HARRIS COUNTY, Texas – Harris County authorities are warning anyone thinking about conducting a street takeover to think about whether they want to keep their cars.
Law enforcement agencies warned of severe consequences for those plotting illegal “street takeovers” to promote street racing or reckless driving like recent events that have occurred in Austin and Houston.

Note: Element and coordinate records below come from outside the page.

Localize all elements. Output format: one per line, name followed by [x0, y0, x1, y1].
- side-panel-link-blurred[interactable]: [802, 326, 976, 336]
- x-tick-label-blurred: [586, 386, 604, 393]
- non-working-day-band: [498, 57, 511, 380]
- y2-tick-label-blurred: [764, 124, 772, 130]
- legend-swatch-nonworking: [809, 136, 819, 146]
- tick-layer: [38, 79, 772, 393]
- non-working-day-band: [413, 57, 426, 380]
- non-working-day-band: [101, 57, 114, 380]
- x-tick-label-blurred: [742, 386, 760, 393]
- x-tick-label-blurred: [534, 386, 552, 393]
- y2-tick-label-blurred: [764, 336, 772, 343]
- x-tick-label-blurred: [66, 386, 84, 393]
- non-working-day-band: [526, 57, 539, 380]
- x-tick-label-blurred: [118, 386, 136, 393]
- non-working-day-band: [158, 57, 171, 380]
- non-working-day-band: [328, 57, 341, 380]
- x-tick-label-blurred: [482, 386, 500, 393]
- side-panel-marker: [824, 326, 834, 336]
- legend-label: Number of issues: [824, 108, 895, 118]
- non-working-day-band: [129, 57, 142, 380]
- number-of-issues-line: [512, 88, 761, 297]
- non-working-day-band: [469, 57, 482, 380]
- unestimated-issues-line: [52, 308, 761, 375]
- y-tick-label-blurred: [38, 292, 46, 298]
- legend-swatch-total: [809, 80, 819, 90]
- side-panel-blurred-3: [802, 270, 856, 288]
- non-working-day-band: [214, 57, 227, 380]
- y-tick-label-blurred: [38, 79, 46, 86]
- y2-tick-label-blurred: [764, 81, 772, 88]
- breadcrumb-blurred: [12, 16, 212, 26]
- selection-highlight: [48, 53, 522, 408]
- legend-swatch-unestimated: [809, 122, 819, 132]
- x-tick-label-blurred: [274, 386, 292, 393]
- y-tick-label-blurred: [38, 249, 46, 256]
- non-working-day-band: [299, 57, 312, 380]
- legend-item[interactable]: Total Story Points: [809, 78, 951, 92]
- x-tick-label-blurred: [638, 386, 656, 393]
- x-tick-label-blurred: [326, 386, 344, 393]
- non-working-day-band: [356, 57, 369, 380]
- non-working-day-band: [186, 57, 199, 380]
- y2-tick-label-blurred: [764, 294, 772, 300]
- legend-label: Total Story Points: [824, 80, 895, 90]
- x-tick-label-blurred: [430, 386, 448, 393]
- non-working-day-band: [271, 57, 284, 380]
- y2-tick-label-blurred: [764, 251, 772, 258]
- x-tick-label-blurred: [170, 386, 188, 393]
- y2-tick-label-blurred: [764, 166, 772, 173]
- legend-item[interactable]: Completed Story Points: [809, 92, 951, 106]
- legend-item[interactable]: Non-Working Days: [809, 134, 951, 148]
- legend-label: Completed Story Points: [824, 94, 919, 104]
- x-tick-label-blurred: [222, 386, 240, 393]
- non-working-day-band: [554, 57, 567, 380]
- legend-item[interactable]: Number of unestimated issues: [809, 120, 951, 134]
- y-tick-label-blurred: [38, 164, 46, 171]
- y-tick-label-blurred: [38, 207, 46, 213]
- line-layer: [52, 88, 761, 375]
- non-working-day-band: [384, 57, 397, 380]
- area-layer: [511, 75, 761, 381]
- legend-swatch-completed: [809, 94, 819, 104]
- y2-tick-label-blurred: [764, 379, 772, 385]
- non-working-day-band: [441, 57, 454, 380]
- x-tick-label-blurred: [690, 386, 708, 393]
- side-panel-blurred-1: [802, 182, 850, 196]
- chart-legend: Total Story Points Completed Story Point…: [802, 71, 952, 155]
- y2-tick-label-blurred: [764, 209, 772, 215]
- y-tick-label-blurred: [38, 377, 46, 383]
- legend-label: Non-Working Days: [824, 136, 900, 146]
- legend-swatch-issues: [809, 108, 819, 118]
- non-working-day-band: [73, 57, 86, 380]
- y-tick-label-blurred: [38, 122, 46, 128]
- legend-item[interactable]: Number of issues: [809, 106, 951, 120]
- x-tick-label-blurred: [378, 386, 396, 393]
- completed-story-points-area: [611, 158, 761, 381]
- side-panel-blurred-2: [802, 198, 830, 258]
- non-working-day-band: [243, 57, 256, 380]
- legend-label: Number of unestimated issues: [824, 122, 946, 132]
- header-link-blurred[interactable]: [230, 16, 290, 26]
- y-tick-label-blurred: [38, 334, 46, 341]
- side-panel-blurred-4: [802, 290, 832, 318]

RELATED: Houston street takeover involving 200 cars busted over the weekend, 3 arrested
In one event, several people were injured in Austin, including a police officer, when large groups of people blocked intersections two weeks ago to race vehicles, do “doughnuts,” set fires and light fireworks.
In a similar event involving 200 cars in Houston occurred just last weekend, which resulted in multiple arrests, including one for felony child endangerment.
Harris County District Attorney Kim Ogg, Harris County Sheriff Ed Gonzalez, Assistant Houston Police Chief Wyatt Martin, and DPS Regional Director Gerald Brown said such events are extremely dangerous to participants and nearby motorists and that the local response to such events will be swift and aggressive.
Cellphone video shows dangerous illegal street takeover in heart of Texas
While cars did donuts in the intersection surrounded by the mob, an Austin police car could be seen trying to approach the intersection. Then, the crowd is recorded overwhelming the police officer and shooting fireworks at the vehicle.
“These are people who clearly value their cars more than they value the safety of motorists around them,” Ogg said. “So our message to them is simple and clear. You will be arrested and prosecuted. And if you take over our streets, we will take over your cars.”
What investigators are saying about several street takeovers in Austin
It was a wild night on the streets of Austin, putting citizens and police officers in danger.
Officials said state law allows the District Attorney’s Office to pursue forfeiture of vehicles that are used in such cases of organized criminal activity. The office has seized more than 200 vehicles involved in similar activity in the past two years, and Ogg said her office will continue to use the law aggressively.
Gonzalez added that cooperation is key to successful intervention.
“We stand shoulder to shoulder in our efforts to double down on our mission to keep racing on the tracks and off our streets,” he said. “Don’t risk your life or the lives of others. The short-lived adrenaline and thrill aren’t worth a lifetime of heartache and devastation, if an innocent life is lost.”